USGS Study: Dangerous Bee-Killing Neonicotinoids Found in Iowa’s Drinking Water
(EnviroNews USA Headline News Desk) — Neonicotinoids, which are powerful insecticides and neurotoxins, have been found in the finished drinking water of two Iowa public water facilities. These chemicals were detected by U.S. Geological Survey (USGS) researchers, whose findings were published in a study titled, Occurrence of Neonicotinoid Insecticides in Finished Drinking Water and Fate during Drinking Water Treatment with the American Chemical Society (ACS). USGS specifically looked for clothianidin, imidacloprid and thiamethoxam and also evaluated the water treatments at the facilities.
These three neonicotinoids were found at a concentration between 0.24 and 57.3 nanograms per liter, which is in the range of parts per trillion. Modern Farmer states even a low concentration of these toxins “should serve as a huge alert that we need to know more, and quickly, about the effects of these pesticides. After all, we’re drinking them.”
The study explains these poisons harm pollinators and that chronic exposure has been linked to adverse neurological and development outcomes as well as liver and central nervous system inflammation in non-target organisms (such as humans). In 2016, after years of pressure from environmentalists and beekeepers, the Environmental Protection Agency (EPA) finished a neonicotinoid risk assessment and concluded the chemicals were harmful to pollinators.
Over the past few years, U.S. beekeepers have suffered unsustainable losses, which directly threaten the stability of the country’s food system. As Dennis vanEngelsdorp, a University of Maryland bee scientist, told The Guardian, “One in three bites of food we eat is directly or indirectly pollinated by bees.” In January 2017, the rusty patched bumble bee (Bombus affinis) was the first bumble bee to be listed as an endangered species in the U.S.
Neonicotinoids are the most widely used insecticides in both the U.S. and globally. A 2016 nationwide water-quality study on streams found them in 63 percent of the waterways tested. In 2014, they were detected in every stream sampled in a high corn and soybean-producing region in the Midwest.
According to the Iowa USGS study abstract, the insecticides were “ubiquitously detected” in water that had already been treated at the University of Iowa treatment facility.

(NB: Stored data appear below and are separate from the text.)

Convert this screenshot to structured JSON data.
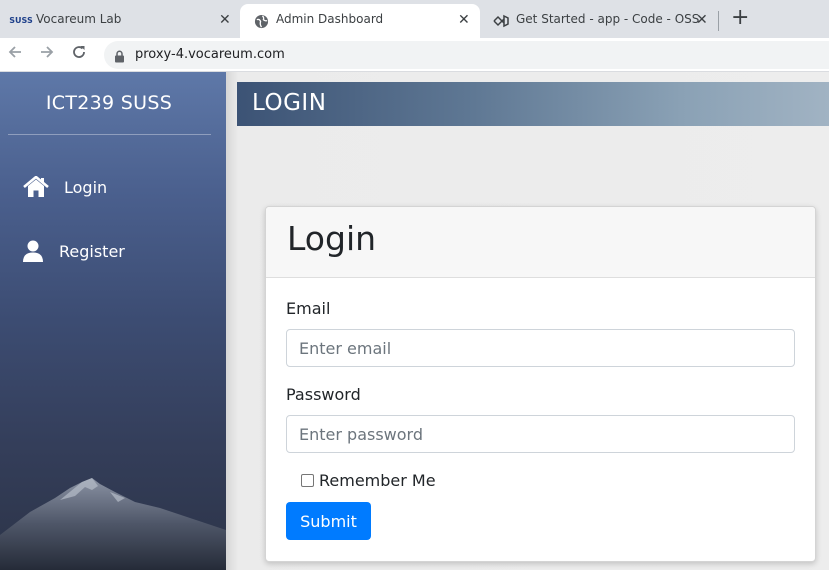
{
  "browser": {
    "tabs": [
      {
        "title": "Vocareum Lab",
        "icon": "suss-favicon",
        "favicon_text": "SUSS"
      },
      {
        "title": "Admin Dashboard",
        "icon": "globe-icon"
      },
      {
        "title": "Get Started - app - Code - OSS",
        "icon": "vscode-icon"
      }
    ],
    "close_glyph": "✕",
    "new_tab_glyph": "+",
    "url": "proxy-4.vocareum.com"
  },
  "sidebar": {
    "brand": "ICT239 SUSS",
    "items": [
      {
        "label": "Login",
        "icon": "home-icon"
      },
      {
        "label": "Register",
        "icon": "user-icon"
      }
    ]
  },
  "banner": {
    "title": "LOGIN"
  },
  "form": {
    "title": "Login",
    "email_label": "Email",
    "email_placeholder": "Enter email",
    "email_value": "",
    "password_label": "Password",
    "password_placeholder": "Enter password",
    "password_value": "",
    "remember_label": "Remember Me",
    "remember_checked": false,
    "submit_label": "Submit"
  },
  "colors": {
    "primary": "#007bff",
    "sidebar_top": "#5e78a8",
    "sidebar_bottom": "#2c3448"
  }
}
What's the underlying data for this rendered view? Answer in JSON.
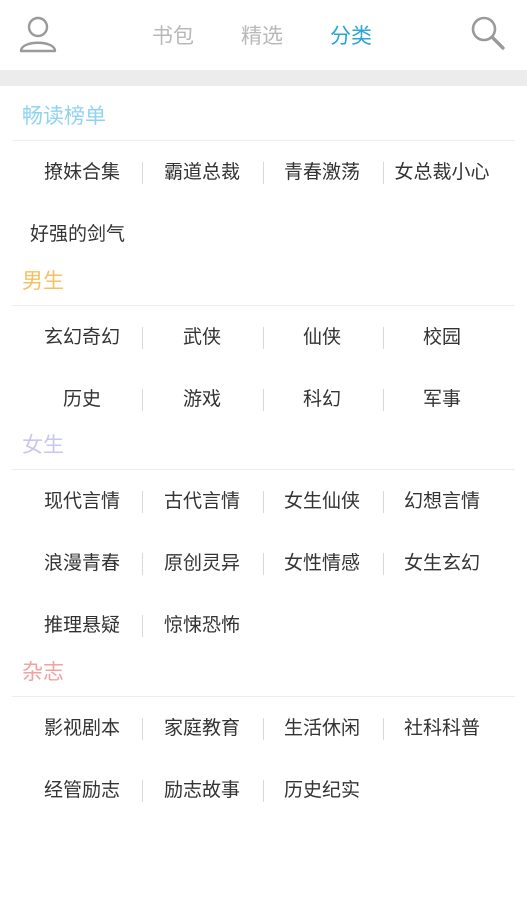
{
  "header": {
    "tabs": [
      {
        "label": "书包"
      },
      {
        "label": "精选"
      },
      {
        "label": "分类"
      }
    ],
    "active_tab": "分类",
    "accent_color": "#2aa5d6",
    "left_icon": "user-icon",
    "right_icon": "search-icon"
  },
  "sections": [
    {
      "title": "畅读榜单",
      "title_color": "#8fd3f0",
      "rows": [
        [
          "撩妹合集",
          "霸道总裁",
          "青春激荡",
          "女总裁小心"
        ],
        [
          "好强的剑气"
        ]
      ]
    },
    {
      "title": "男生",
      "title_color": "#f5c063",
      "rows": [
        [
          "玄幻奇幻",
          "武侠",
          "仙侠",
          "校园"
        ],
        [
          "历史",
          "游戏",
          "科幻",
          "军事"
        ]
      ]
    },
    {
      "title": "女生",
      "title_color": "#c9c6ee",
      "rows": [
        [
          "现代言情",
          "古代言情",
          "女生仙侠",
          "幻想言情"
        ],
        [
          "浪漫青春",
          "原创灵异",
          "女性情感",
          "女生玄幻"
        ],
        [
          "推理悬疑",
          "惊悚恐怖"
        ]
      ]
    },
    {
      "title": "杂志",
      "title_color": "#f2a1a1",
      "rows": [
        [
          "影视剧本",
          "家庭教育",
          "生活休闲",
          "社科科普"
        ],
        [
          "经管励志",
          "励志故事",
          "历史纪实"
        ]
      ]
    }
  ]
}
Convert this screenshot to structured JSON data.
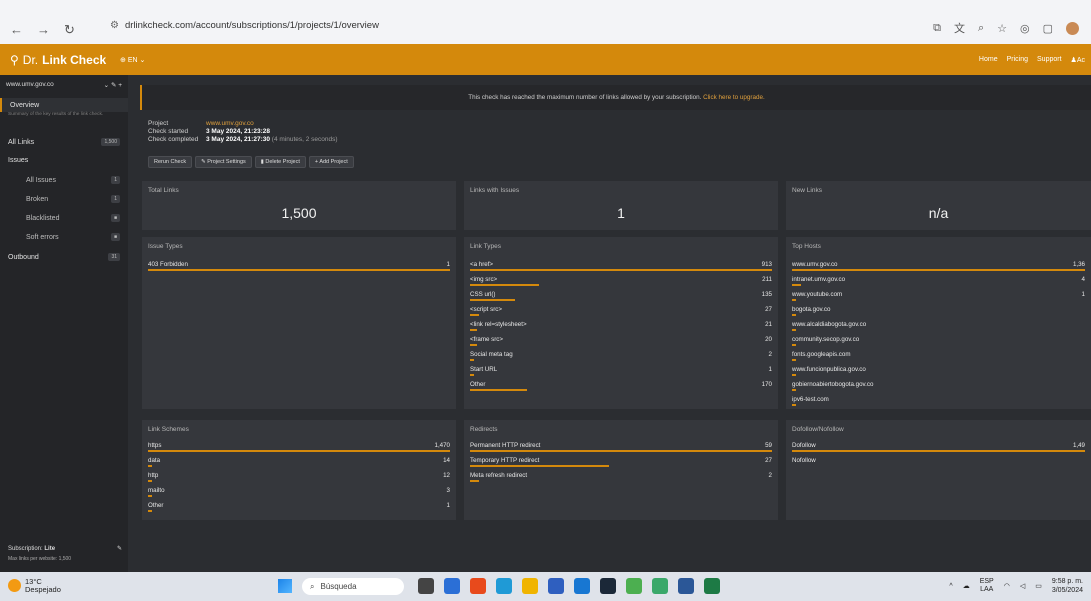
{
  "browser": {
    "url": "drlinkcheck.com/account/subscriptions/1/projects/1/overview"
  },
  "header": {
    "logo_dr": "Dr.",
    "logo_lc": "Link Check",
    "lang": "EN",
    "nav": [
      "Home",
      "Pricing",
      "Support",
      "Ac"
    ]
  },
  "sidebar": {
    "site": "www.umv.gov.co",
    "overview": "Overview",
    "overview_desc": "Summary of the key results of the link check.",
    "all_links": "All Links",
    "all_links_count": "1,500",
    "issues": "Issues",
    "all_issues": "All Issues",
    "all_issues_count": "1",
    "broken": "Broken",
    "broken_count": "1",
    "blacklisted": "Blacklisted",
    "soft_errors": "Soft errors",
    "outbound": "Outbound",
    "outbound_count": "31",
    "subscription": "Subscription:",
    "subscription_plan": "Lite",
    "max_links": "Max links per website: 1,500"
  },
  "banner": {
    "text": "This check has reached the maximum number of links allowed by your subscription.",
    "link": "Click here to upgrade."
  },
  "project": {
    "project_label": "Project",
    "project_url": "www.umv.gov.co",
    "started_label": "Check started",
    "started": "3 May 2024, 21:23:28",
    "completed_label": "Check completed",
    "completed": "3 May 2024, 21:27:30",
    "duration": "(4 minutes, 2 seconds)"
  },
  "buttons": [
    "Rerun Check",
    "Project Settings",
    "Delete Project",
    "+ Add Project"
  ],
  "stats": {
    "total_title": "Total Links",
    "total": "1,500",
    "issues_title": "Links with Issues",
    "issues": "1",
    "new_title": "New Links",
    "new": "n/a"
  },
  "issue_types": {
    "title": "Issue Types",
    "rows": [
      {
        "k": "403 Forbidden",
        "v": "1",
        "pct": 100
      }
    ]
  },
  "link_types": {
    "title": "Link Types",
    "rows": [
      {
        "k": "<a href>",
        "v": "913",
        "pct": 100
      },
      {
        "k": "<img src>",
        "v": "211",
        "pct": 23
      },
      {
        "k": "CSS url()",
        "v": "135",
        "pct": 15
      },
      {
        "k": "<script src>",
        "v": "27",
        "pct": 3
      },
      {
        "k": "<link rel=stylesheet>",
        "v": "21",
        "pct": 2.3
      },
      {
        "k": "<frame src>",
        "v": "20",
        "pct": 2.2
      },
      {
        "k": "Social meta tag",
        "v": "2",
        "pct": 0.4
      },
      {
        "k": "Start URL",
        "v": "1",
        "pct": 0.2
      },
      {
        "k": "Other",
        "v": "170",
        "pct": 19
      }
    ]
  },
  "top_hosts": {
    "title": "Top Hosts",
    "rows": [
      {
        "k": "www.umv.gov.co",
        "v": "1,36",
        "pct": 100
      },
      {
        "k": "intranet.umv.gov.co",
        "v": "4",
        "pct": 3
      },
      {
        "k": "www.youtube.com",
        "v": "1",
        "pct": 1
      },
      {
        "k": "bogota.gov.co",
        "v": "",
        "pct": 0.5
      },
      {
        "k": "www.alcaldiabogota.gov.co",
        "v": "",
        "pct": 0.5
      },
      {
        "k": "community.secop.gov.co",
        "v": "",
        "pct": 0.5
      },
      {
        "k": "fonts.googleapis.com",
        "v": "",
        "pct": 0.5
      },
      {
        "k": "www.funcionpublica.gov.co",
        "v": "",
        "pct": 0.5
      },
      {
        "k": "gobiernoabiertobogota.gov.co",
        "v": "",
        "pct": 0.5
      },
      {
        "k": "ipv6-test.com",
        "v": "",
        "pct": 0.3
      }
    ]
  },
  "link_schemes": {
    "title": "Link Schemes",
    "rows": [
      {
        "k": "https",
        "v": "1,470",
        "pct": 100
      },
      {
        "k": "data",
        "v": "14",
        "pct": 1
      },
      {
        "k": "http",
        "v": "12",
        "pct": 0.8
      },
      {
        "k": "mailto",
        "v": "3",
        "pct": 0.3
      },
      {
        "k": "Other",
        "v": "1",
        "pct": 0.2
      }
    ]
  },
  "redirects": {
    "title": "Redirects",
    "rows": [
      {
        "k": "Permanent HTTP redirect",
        "v": "59",
        "pct": 100
      },
      {
        "k": "Temporary HTTP redirect",
        "v": "27",
        "pct": 46
      },
      {
        "k": "Meta refresh redirect",
        "v": "2",
        "pct": 3
      }
    ]
  },
  "dofollow": {
    "title": "Dofollow/Nofollow",
    "rows": [
      {
        "k": "Dofollow",
        "v": "1,49",
        "pct": 100
      },
      {
        "k": "Nofollow",
        "v": "",
        "pct": 0
      }
    ]
  },
  "taskbar": {
    "temp": "13°C",
    "weather": "Despejado",
    "search": "Búsqueda",
    "lang1": "ESP",
    "lang2": "LAA",
    "time": "9:58 p. m.",
    "date": "3/05/2024"
  },
  "colors": {
    "accent": "#d4890c",
    "panel": "#35373c",
    "background": "#2b2d31"
  }
}
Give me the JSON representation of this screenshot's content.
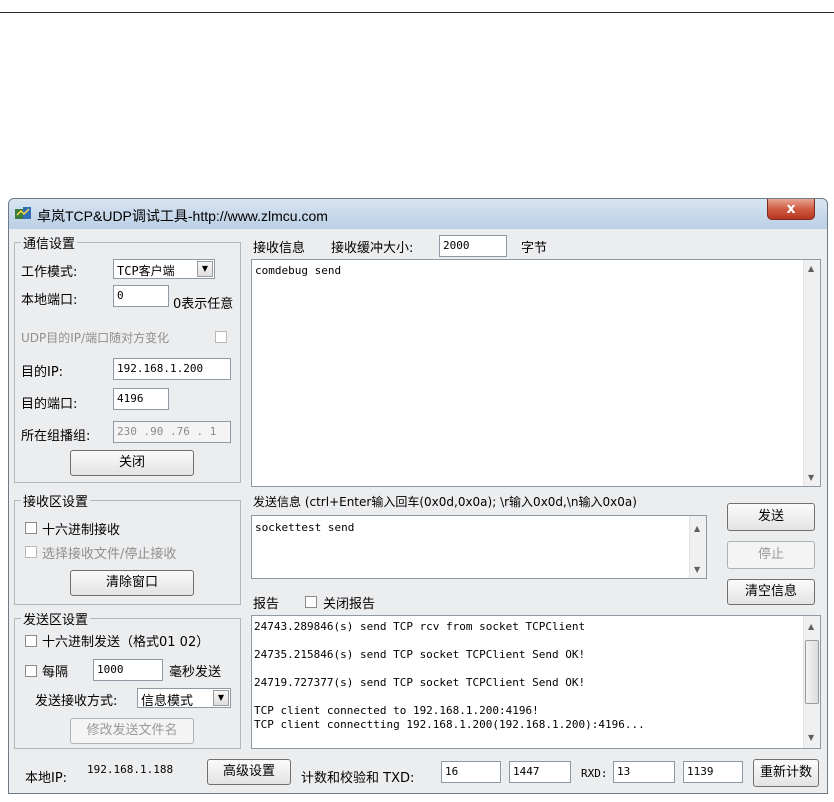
{
  "window": {
    "title": "卓岚TCP&UDP调试工具-http://www.zlmcu.com",
    "close_label": "x"
  },
  "comm": {
    "legend": "通信设置",
    "mode_label": "工作模式:",
    "mode_value": "TCP客户端",
    "local_port_label": "本地端口:",
    "local_port_value": "0",
    "local_port_hint": "0表示任意",
    "udp_follow_label": "UDP目的IP/端口随对方变化",
    "dest_ip_label": "目的IP:",
    "dest_ip_value": "192.168.1.200",
    "dest_port_label": "目的端口:",
    "dest_port_value": "4196",
    "group_label": "所在组播组:",
    "group_value": "230 .90 .76 . 1",
    "close_button": "关闭"
  },
  "recv_settings": {
    "legend": "接收区设置",
    "hex_label": "十六进制接收",
    "file_label": "选择接收文件/停止接收",
    "clear_button": "清除窗口"
  },
  "send_settings": {
    "legend": "发送区设置",
    "hex_label": "十六进制发送（格式01 02）",
    "interval_label": "每隔",
    "interval_value": "1000",
    "interval_unit": "毫秒发送",
    "mode_label": "发送接收方式:",
    "mode_value": "信息模式",
    "file_button": "修改发送文件名"
  },
  "receive": {
    "label": "接收信息",
    "buffer_label": "接收缓冲大小:",
    "buffer_value": "2000",
    "buffer_unit": "字节",
    "content": "comdebug send"
  },
  "send": {
    "label": "发送信息 (ctrl+Enter输入回车(0x0d,0x0a); \\r输入0x0d,\\n输入0x0a)",
    "content": "sockettest send",
    "send_button": "发送",
    "stop_button": "停止",
    "clear_button": "清空信息"
  },
  "report": {
    "label": "报告",
    "close_report_label": "关闭报告",
    "lines": [
      "24743.289846(s) send TCP rcv from socket TCPClient",
      "",
      "24735.215846(s) send TCP socket TCPClient Send OK!",
      "",
      "24719.727377(s) send TCP socket TCPClient Send OK!",
      "",
      "TCP client connected to 192.168.1.200:4196!",
      "TCP client connectting 192.168.1.200(192.168.1.200):4196..."
    ]
  },
  "status": {
    "local_ip_label": "本地IP:",
    "local_ip_value": "192.168.1.188",
    "advanced_button": "高级设置",
    "checksum_label": "计数和校验和 TXD:",
    "txd_count": "16",
    "txd_sum": "1447",
    "rxd_label": "RXD:",
    "rxd_count": "13",
    "rxd_sum": "1139",
    "reset_button": "重新计数"
  },
  "colors": {
    "title_bar": "#c7d8ea",
    "window_bg": "#ecedef",
    "close_button": "#cf5b42"
  }
}
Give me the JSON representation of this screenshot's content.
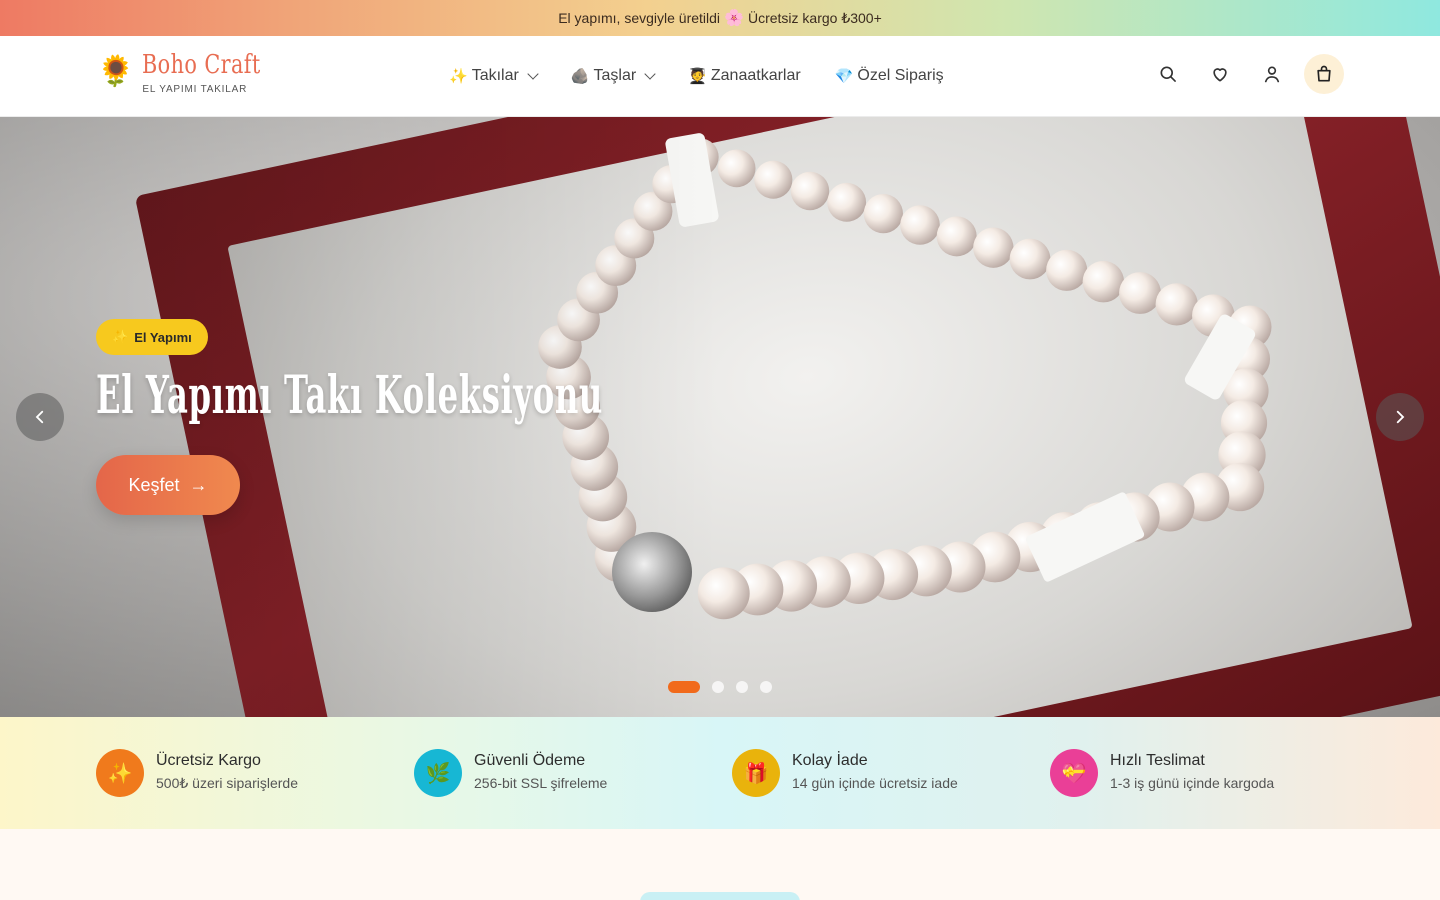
{
  "announcement": {
    "text": "El yapımı, sevgiyle üretildi",
    "flower": "🌸",
    "shipping": "Ücretsiz kargo ₺300+"
  },
  "brand": {
    "logo": "🌻",
    "name": "Boho Craft",
    "tagline": "EL YAPIMI TAKILAR"
  },
  "nav": {
    "items": [
      {
        "emoji": "✨",
        "label": "Takılar",
        "dropdown": true
      },
      {
        "emoji": "🪨",
        "label": "Taşlar",
        "dropdown": true
      },
      {
        "emoji": "🧑‍🎓",
        "label": "Zanaatkarlar",
        "dropdown": false
      },
      {
        "emoji": "💎",
        "label": "Özel Sipariş",
        "dropdown": false
      }
    ]
  },
  "header_icons": [
    "search-icon",
    "heart-icon",
    "user-icon",
    "shopping-bag-icon"
  ],
  "hero": {
    "badge_emoji": "✨",
    "badge": "El Yapımı",
    "title": "El Yapımı Takı Koleksiyonu",
    "cta": "Keşfet",
    "cta_arrow": "→",
    "slides_count": 4,
    "active_slide": 1
  },
  "features": [
    {
      "icon": "✨",
      "title": "Ücretsiz Kargo",
      "subtitle": "500₺ üzeri siparişlerde",
      "color": "#f07a1c"
    },
    {
      "icon": "🌿",
      "title": "Güvenli Ödeme",
      "subtitle": "256-bit SSL şifreleme",
      "color": "#17b7d4"
    },
    {
      "icon": "🎁",
      "title": "Kolay İade",
      "subtitle": "14 gün içinde ücretsiz iade",
      "color": "#e9b30c"
    },
    {
      "icon": "💝",
      "title": "Hızlı Teslimat",
      "subtitle": "1-3 iş günü içinde kargoda",
      "color": "#ea3f97"
    }
  ],
  "colors": {
    "accent": "#e86d52",
    "badge": "#f7c91e",
    "active_dot": "#f16a1b"
  }
}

However, they were “substantially lower” at the Iowa City treatment facility, which used granular activated carbon (GAC) filtration.
“GAC filtration presents a treatment option for removal of neonicotinoids in resource-constrained communities that rely on agriculturally impacted surface waters or point-of-use systems that [are] substantially more economical than reverse osmosis or advanced oxidation processes,” the researchers concluded.
In related neonicotinoid news, in February 2017, state Senators Ben Allen (D-Santa Monica) and Scott Wiener (D-San Francisco) introduced SB 602, AKA the Pollinator Protection Act. This bill seeks to regulate neonicotinoids in California for professional use and inform consumers about plants and seeds that have been treated with these chemicals. Agricultural products containing neonicotinoids would also be required to bear the following statement: “STATE OF CALIFORNIA SAFETY WARNING: MAY HARM BEES.”
In March 2017, The Guardian reported it had gained access to draft regulations from the European Commission, which seek to ban neonicotinoid use on all fields throughout Europe. If approved, the ban could be put in place during 2017. The European (EU) also approved a temporary, limited neonicotinoid ban in 2013.